OpenAI has developed some new tools to detect content generated by ChatGPT and its AI models, but it isn't going to deploy them just yet. The company has come up with a way to overlay AI-produced text with a kind of watermark. This embedded indicator might achieve the goal of divining when AI has written some content. However, OpenAI is hesitant to offer this as a feature when it might harm those using its models for benign purposes.
OpenAI's new method would employ algorithms capable of embedding subtle markers in text generated by ChatGPT. Though invisible to the naked eye, the tool would use a specific format of words and phrases that signal the text's origin from ChatGPT. There are obvious reasons this might be a boon in generative AI as an industry, as OpenAI points out. Watermarking could play a critical role in combating misinformation, ensuring transparency in content creation, and preserving the integrity of digital communications. It's also similar to a tactic already employed by OpenAI for its AI-generated images. The DALL-E 3 text-to-image model produces visuals with metadata explaining their AI origin, including invisible digital watermarks that can even make it through any attempts to remove them through editing.
But words are not the same as images. Even in the best circumstances, OpenAI admitted all it would take is a third-party tool to rephrase the AI-generated text and effectively make the watermark disappear. And, while OpenAI's new approach might work in many cases, the company didn't shy from highlighting its limits and even why it might not always be desirable to employ a successful watermark, regardless.
"While it has been highly accurate and even effective against localized tampering, such as paraphrasing, it is less robust against globalized tampering; like using translation systems, rewording with another generative model, or asking the model to insert a special character in between every word and then deleting that character - making it trivial to circumvention by bad actors," OpenAI explained in a blog post. "Another important risk we are weighing is that our research suggests the text watermarking method has the potential to disproportionately impact some groups."
AI Authorship Stamp
OpenAI is worried that the negative consequences of releasing this kind of AI watermarking will outweigh any positive impact.
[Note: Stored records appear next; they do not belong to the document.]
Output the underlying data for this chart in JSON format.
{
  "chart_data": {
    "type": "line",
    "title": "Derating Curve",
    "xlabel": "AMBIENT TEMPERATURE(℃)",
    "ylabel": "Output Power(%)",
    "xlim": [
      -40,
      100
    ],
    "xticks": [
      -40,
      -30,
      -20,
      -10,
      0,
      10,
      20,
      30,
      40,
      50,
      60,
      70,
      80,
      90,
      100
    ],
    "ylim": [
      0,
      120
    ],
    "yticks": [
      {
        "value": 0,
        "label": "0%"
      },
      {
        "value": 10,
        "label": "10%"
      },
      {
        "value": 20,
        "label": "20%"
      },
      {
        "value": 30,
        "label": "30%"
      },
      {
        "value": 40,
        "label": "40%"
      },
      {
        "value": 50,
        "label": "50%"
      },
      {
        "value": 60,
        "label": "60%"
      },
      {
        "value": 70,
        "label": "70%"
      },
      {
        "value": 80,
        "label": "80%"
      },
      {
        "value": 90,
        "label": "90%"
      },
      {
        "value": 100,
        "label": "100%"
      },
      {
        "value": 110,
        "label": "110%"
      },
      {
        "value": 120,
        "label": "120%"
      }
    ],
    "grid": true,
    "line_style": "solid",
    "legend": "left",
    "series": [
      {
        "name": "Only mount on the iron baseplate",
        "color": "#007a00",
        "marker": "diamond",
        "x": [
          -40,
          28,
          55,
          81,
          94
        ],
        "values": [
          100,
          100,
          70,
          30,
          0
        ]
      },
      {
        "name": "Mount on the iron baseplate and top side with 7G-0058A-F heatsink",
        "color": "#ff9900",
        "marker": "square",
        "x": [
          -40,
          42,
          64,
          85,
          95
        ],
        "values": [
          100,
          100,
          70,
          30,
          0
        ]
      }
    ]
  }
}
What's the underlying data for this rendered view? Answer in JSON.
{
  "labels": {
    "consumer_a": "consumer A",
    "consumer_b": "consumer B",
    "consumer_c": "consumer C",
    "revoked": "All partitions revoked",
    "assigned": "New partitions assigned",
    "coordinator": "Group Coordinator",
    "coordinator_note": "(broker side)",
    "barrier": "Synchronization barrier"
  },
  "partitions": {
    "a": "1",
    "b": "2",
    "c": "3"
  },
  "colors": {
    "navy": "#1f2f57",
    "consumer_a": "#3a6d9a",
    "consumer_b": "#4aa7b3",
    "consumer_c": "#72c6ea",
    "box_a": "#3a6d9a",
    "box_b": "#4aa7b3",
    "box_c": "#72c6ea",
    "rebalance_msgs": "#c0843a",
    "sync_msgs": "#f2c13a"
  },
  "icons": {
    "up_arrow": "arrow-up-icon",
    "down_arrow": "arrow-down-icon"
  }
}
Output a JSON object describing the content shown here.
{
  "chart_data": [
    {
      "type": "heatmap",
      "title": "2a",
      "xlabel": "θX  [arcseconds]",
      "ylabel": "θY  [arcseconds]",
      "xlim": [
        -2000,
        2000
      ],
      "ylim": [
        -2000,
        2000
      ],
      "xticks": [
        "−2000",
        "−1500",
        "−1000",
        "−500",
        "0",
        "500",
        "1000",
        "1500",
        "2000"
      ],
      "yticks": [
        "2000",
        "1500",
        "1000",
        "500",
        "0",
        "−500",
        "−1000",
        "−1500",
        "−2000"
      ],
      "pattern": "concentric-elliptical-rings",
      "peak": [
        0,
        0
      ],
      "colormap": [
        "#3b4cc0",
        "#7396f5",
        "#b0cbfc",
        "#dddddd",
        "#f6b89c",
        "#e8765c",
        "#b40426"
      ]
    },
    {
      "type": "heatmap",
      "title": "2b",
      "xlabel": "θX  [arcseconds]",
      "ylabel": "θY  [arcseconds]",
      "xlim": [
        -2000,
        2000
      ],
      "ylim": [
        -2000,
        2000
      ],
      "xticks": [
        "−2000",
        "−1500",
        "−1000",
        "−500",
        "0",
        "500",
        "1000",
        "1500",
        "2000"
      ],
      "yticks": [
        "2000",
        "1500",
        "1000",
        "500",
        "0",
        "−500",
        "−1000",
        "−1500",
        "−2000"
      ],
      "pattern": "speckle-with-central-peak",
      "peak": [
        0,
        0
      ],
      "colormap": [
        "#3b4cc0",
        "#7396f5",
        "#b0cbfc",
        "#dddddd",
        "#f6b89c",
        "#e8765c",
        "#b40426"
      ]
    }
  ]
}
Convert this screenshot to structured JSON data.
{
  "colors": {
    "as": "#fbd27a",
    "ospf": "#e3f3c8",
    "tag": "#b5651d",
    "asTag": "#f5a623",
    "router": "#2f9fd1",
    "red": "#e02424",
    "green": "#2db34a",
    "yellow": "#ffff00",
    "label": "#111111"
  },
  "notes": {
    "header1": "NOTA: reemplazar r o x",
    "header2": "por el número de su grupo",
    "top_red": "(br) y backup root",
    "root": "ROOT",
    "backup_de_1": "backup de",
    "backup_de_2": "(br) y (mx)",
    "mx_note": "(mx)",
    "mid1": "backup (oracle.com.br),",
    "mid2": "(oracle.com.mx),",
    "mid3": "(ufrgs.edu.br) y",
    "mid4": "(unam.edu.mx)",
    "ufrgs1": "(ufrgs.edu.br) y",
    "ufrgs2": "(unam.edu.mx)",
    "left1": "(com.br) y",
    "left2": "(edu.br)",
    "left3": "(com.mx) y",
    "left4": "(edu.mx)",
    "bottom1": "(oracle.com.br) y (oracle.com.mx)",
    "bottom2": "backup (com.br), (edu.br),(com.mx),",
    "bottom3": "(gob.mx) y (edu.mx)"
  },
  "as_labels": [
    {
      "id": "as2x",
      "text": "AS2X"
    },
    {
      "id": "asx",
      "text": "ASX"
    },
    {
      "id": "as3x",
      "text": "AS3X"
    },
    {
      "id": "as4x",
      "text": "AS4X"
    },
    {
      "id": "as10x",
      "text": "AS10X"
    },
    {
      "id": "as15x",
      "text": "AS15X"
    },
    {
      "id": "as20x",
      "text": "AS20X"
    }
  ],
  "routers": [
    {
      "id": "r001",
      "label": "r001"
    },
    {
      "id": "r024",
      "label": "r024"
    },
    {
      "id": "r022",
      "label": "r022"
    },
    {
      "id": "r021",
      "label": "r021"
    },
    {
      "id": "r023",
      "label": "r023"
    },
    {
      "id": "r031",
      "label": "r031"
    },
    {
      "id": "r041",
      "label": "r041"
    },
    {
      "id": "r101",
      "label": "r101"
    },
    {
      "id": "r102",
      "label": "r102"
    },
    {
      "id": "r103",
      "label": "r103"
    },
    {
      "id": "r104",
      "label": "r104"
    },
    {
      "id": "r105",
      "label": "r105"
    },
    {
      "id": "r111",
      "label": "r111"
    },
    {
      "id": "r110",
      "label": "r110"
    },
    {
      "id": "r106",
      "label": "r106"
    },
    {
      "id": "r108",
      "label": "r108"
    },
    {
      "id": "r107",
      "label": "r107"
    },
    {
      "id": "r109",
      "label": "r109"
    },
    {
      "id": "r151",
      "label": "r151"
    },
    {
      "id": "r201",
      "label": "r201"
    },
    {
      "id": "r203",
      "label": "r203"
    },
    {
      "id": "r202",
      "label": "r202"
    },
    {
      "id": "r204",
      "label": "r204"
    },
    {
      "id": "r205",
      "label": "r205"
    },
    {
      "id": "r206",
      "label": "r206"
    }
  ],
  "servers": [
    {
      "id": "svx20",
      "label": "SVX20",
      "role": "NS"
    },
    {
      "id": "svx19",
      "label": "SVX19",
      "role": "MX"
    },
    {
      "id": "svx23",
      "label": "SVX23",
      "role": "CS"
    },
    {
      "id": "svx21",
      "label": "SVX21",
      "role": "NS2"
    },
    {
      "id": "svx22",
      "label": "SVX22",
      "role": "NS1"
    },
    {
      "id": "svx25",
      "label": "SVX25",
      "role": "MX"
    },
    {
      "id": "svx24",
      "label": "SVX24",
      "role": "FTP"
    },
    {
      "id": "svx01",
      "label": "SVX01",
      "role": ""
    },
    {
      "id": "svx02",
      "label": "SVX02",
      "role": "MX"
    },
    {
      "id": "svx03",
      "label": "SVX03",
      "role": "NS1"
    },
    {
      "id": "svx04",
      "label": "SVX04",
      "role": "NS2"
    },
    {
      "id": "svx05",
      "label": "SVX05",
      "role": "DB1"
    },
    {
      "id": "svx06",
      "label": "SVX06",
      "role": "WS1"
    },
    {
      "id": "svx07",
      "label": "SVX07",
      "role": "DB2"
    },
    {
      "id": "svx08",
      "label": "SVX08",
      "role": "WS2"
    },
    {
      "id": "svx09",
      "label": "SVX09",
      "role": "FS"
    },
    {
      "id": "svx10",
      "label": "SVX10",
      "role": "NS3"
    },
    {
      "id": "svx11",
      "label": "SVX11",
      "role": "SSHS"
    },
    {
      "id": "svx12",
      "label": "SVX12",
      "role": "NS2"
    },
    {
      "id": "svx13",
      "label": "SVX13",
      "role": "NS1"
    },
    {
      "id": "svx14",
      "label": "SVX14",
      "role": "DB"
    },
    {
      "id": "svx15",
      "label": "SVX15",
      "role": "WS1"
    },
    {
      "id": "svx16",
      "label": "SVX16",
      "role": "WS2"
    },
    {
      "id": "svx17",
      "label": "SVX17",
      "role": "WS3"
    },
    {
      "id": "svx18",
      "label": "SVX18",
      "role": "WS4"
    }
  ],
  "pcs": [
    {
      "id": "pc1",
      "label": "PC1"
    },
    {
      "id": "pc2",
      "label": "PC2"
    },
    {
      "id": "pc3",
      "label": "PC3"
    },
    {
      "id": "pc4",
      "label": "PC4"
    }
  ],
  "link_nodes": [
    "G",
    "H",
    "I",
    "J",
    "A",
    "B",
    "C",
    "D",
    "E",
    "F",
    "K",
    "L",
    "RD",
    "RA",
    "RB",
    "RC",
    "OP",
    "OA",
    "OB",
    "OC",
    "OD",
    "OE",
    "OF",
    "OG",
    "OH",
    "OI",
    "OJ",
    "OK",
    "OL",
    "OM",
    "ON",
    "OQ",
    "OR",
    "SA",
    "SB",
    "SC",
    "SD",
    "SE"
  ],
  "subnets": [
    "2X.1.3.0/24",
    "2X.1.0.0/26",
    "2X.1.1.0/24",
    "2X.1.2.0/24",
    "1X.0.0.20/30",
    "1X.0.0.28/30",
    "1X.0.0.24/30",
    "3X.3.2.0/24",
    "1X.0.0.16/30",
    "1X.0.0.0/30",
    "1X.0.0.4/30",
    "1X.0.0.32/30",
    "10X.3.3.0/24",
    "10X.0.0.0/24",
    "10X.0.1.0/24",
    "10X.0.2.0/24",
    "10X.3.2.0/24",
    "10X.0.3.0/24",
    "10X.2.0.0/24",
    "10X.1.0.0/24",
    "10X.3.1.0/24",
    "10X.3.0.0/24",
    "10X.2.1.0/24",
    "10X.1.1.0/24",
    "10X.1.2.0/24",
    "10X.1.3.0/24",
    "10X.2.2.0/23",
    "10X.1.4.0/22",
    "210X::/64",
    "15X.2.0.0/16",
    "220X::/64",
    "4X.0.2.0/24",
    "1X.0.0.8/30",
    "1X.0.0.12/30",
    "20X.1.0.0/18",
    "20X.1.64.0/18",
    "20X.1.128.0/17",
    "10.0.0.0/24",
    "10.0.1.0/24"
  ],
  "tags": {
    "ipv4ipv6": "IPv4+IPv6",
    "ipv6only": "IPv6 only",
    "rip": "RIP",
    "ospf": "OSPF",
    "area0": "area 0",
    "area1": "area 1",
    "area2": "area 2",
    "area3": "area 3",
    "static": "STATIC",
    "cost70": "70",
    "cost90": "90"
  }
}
The company specifically cited those who use ChatGPT for productivity tasks, but could even lead to direct stigmatization or criticism of users who rely on generative AI tools, regardless of who they are and how they use them.
This might disproportionately affect non-English users of ChatGPT, who employ translations and make content in a different language. The presence of watermarks might create barriers for these users, reducing the effectiveness and acceptance of AI-generated content in multilingual contexts. The potential backlash from users might lead to them abandoning the tool if they know their content can be easily identified as AI-generated.
Notably, this isn't OpenAI's first AI text detector foray. However, the company ended up shutting the earlier detector down in just six months and later said such tools are ineffective in general, explaining why there isn't such an option in a teacher's guide for using ChatGPT. Still, the update suggests the research for a perfect way of spotting AI text without causing problems that drive people away from AI text generators is far from over.